How disease disrupts that coordination: Many cardiopulmonary conditions (E.g., COPD, CHF) may increase the respiratory rate, causing persistent tachypnea at rest, which is exacerbated by activity (E.g., meals). A respiratory rate over 24 is considered tachypnea, and rates in the 30s and 40s may significantly increase the risk of aspiration.
How our interventions (such as oxygen support) alter the risk profile: BiPAP, CPAP, high-flow nasal cannula, and invasive mechanical ventilation increase pharyngeal and laryngeal pressure, increasing the risk of aspiration and choking.
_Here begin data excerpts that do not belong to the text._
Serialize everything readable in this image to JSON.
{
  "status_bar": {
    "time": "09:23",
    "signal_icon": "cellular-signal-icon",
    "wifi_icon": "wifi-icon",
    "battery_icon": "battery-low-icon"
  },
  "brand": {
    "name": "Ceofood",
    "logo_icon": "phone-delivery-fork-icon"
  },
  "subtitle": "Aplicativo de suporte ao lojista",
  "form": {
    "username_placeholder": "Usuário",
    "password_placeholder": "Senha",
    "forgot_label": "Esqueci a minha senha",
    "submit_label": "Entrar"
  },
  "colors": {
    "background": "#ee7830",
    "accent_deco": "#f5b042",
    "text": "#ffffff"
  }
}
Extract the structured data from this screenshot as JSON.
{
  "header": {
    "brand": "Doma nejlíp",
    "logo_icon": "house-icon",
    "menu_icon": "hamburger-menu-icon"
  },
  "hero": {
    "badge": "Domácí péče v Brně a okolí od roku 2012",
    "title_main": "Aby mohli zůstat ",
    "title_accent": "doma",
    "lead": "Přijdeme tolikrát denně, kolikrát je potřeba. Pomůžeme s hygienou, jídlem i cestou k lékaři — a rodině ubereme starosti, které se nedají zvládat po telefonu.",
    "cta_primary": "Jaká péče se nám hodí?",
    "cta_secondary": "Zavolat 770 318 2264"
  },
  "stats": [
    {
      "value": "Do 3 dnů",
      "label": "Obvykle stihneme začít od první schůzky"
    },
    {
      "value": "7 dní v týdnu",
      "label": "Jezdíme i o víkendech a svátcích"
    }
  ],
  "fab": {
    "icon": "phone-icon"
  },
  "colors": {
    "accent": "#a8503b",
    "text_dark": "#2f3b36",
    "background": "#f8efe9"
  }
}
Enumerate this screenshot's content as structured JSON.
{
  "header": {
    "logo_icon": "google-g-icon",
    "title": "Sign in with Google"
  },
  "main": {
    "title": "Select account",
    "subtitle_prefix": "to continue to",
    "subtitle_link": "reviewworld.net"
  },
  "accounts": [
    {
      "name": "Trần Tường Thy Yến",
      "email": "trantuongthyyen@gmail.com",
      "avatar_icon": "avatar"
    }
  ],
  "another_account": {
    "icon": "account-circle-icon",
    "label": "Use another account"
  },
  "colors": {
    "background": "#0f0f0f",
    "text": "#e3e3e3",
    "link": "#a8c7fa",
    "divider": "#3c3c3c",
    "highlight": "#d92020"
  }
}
HFNC also delivers high levels of oxygen (up to 100%), which may indicate that a patient is not medically stable to eat and drink. Further, other masks that cover the mouth may not be appropriate for eating and drinking, as they require removing a vital source of oxygen flow to the patient when they need it most… during meals.
Conclusion
In the end, Alan got his water—not because we ignored the medical risks, but because we managed those “host variables” that made him most vulnerable. We must stop viewing the swallow as an isolated motor event and start seeing it as a critical branch of the respiratory system. By focusing on respiratory stability, managing fatigue with micro-meals, and ensuring upright positioning, we become less hyperfocused on the swallow itself and instead zoom out to manage the patient as a whole. SLPs can bring significant value to the (dinner) table by identifying when a patient's functional reserve is too low for a full meal and when—with the right support—it is safe to move forward. The answer isn’t always easy, but by asking the right questions, we can engage the interdisciplinary team and find the path that’s right for our patients.